The captive was a scrawny boy dressed as a werewolf. He was tied up with bungee cords and looked like he had been crying. Being older than these kids, I decided to intervene.
“What are you doing to that werewolf?” I asked. “You need to let him go.”
“He’s our prisoner!” shouted one of the pirates. “We’re going to make him walk the plank!”
“Yeah!” joined in a few of the other pirates.
“Go home, you little twerps,” I told them. I grabbed the werewolf and pulled him away from his captors. This was met with howls of outrage.

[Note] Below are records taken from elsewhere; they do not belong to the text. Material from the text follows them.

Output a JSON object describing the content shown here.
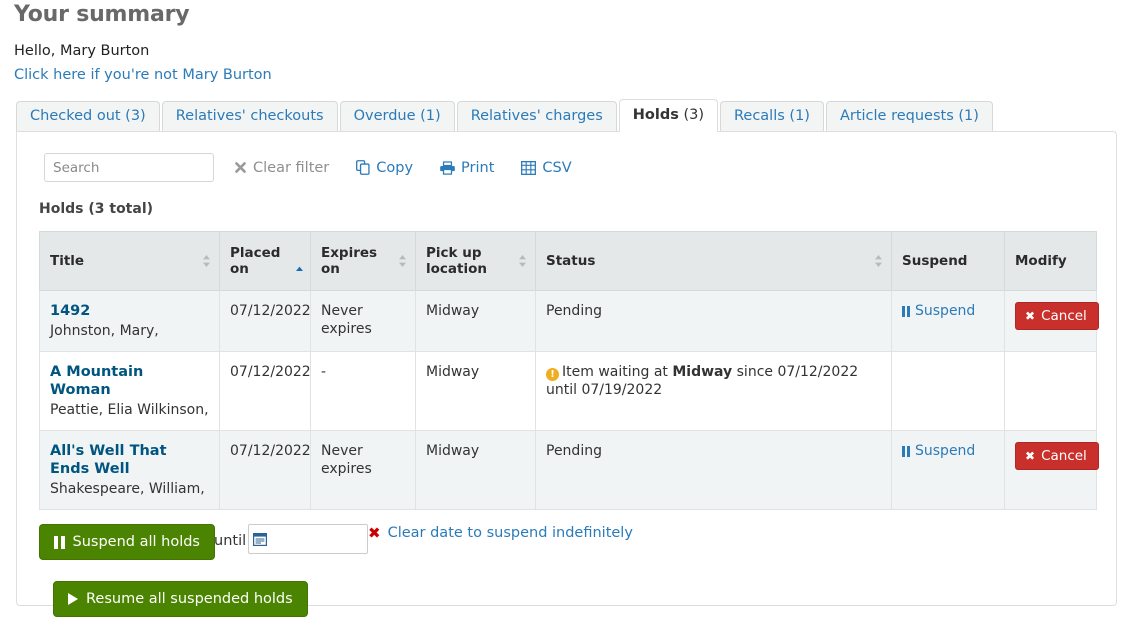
{
  "header": {
    "title": "Your summary",
    "greeting": "Hello, Mary Burton",
    "not_you_link": "Click here if you're not Mary Burton"
  },
  "tabs": [
    {
      "label": "Checked out (3)",
      "main": "Checked out",
      "count": "(3)",
      "active": false
    },
    {
      "label": "Relatives' checkouts",
      "main": "Relatives' checkouts",
      "count": "",
      "active": false
    },
    {
      "label": "Overdue (1)",
      "main": "Overdue",
      "count": "(1)",
      "active": false
    },
    {
      "label": "Relatives' charges",
      "main": "Relatives' charges",
      "count": "",
      "active": false
    },
    {
      "label": "Holds (3)",
      "main": "Holds",
      "count": "(3)",
      "active": true
    },
    {
      "label": "Recalls (1)",
      "main": "Recalls",
      "count": "(1)",
      "active": false
    },
    {
      "label": "Article requests (1)",
      "main": "Article requests",
      "count": "(1)",
      "active": false
    }
  ],
  "toolbar": {
    "search_placeholder": "Search",
    "search_value": "",
    "clear_filter": "Clear filter",
    "copy": "Copy",
    "print": "Print",
    "csv": "CSV"
  },
  "table": {
    "caption": "Holds (3 total)",
    "columns": [
      {
        "label": "Title",
        "sort": "none"
      },
      {
        "label": "Placed on",
        "sort": "asc"
      },
      {
        "label": "Expires on",
        "sort": "none"
      },
      {
        "label": "Pick up location",
        "sort": "none"
      },
      {
        "label": "Status",
        "sort": "none"
      },
      {
        "label": "Suspend",
        "sort": null
      },
      {
        "label": "Modify",
        "sort": null
      }
    ],
    "rows": [
      {
        "title": "1492",
        "author": "Johnston, Mary,",
        "placed_on": "07/12/2022",
        "expires_on": "Never expires",
        "pickup": "Midway",
        "status_kind": "plain",
        "status_text": "Pending",
        "status_prefix": "",
        "status_location": "",
        "status_suffix": "",
        "suspend": "Suspend",
        "modify": "Cancel"
      },
      {
        "title": "A Mountain Woman",
        "author": "Peattie, Elia Wilkinson,",
        "placed_on": "07/12/2022",
        "expires_on": "-",
        "pickup": "Midway",
        "status_kind": "waiting",
        "status_text": "",
        "status_prefix": "Item waiting at",
        "status_location": "Midway",
        "status_suffix": "since 07/12/2022 until 07/19/2022",
        "suspend": "",
        "modify": ""
      },
      {
        "title": "All's Well That Ends Well",
        "author": "Shakespeare, William,",
        "placed_on": "07/12/2022",
        "expires_on": "Never expires",
        "pickup": "Midway",
        "status_kind": "plain",
        "status_text": "Pending",
        "status_prefix": "",
        "status_location": "",
        "status_suffix": "",
        "suspend": "Suspend",
        "modify": "Cancel"
      }
    ]
  },
  "controls": {
    "suspend_all": "Suspend all holds",
    "until": "until",
    "date_value": "",
    "clear_date": "Clear date to suspend indefinitely",
    "resume_all": "Resume all suspended holds"
  },
  "colors": {
    "link": "#2b7bb9",
    "title_link": "#005580",
    "green": "#4b8400",
    "red": "#c9302c",
    "warn": "#f0ad20",
    "header_bg": "#e4e8e8",
    "stripe": "#f1f4f4"
  }
}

“He’s trying to take our prisoner!” shouted one.
“Get him!” screamed another.
The gang of pirates rushed me, plastic swords drawn. Suddenly I was being buffeted by small fists and plastic swords. Ginny yelled hysterically at them to stop, but I soon found myself on the ground being kicked all over my body with an occasional blow landing on my head. I felt on the verge unconsciousness when someone shouted, “Zombie!” and the kicks all stopped at once. I heard the footsteps of the pirates as they all ran in unison and I felt a wave of relief wash over me. Zombie or not, at least I was finally safe from that vicious gang of preteen pirates.
“Oh hi, Princess Leia!” I heard Ginny say above me.
I pushed myself up off the ground slowly, feeling battered and broken. Blood trickled out of my nose and onto the pavement below. I had lost a few fights before, but never had I been beaten up as badly as I was by those miniature marauders. The woman from the basement of the abandoned house was standing a few feet away and shaking her head.
“It’s a sad state of affairs when pirates are allowed to roam the streets, beating the tar out of innocent children,” she said grimly.
“What are you doing here, Princess?” Ginny asked. “Did you come out here to save my big brother?”
The woman looked confusedly at Ginny. “I’m out of medicine. Time to move on. Ain’t nowhere to buy it in this neighborhood that I can find.”
With that, the woman patted Ginny on the head and walked off down the street. Ginny waved stiffly at her and then turned her attention toward the boy in the werewolf costume, who was still tied up and had not yet spoken a word.
“Are you OK?” she asked him.
He nodded mutely and then pointed at me.
“That’s my big brother,” Ginny said. “He knows Kung Fu.”
I untied the boy. He nodded in thanks and then walked off.
“Let’s go home,” I said to Ginny, wincing a bit as I started to walk.
She smiled, took my hand, and led the way as I limped along beside her.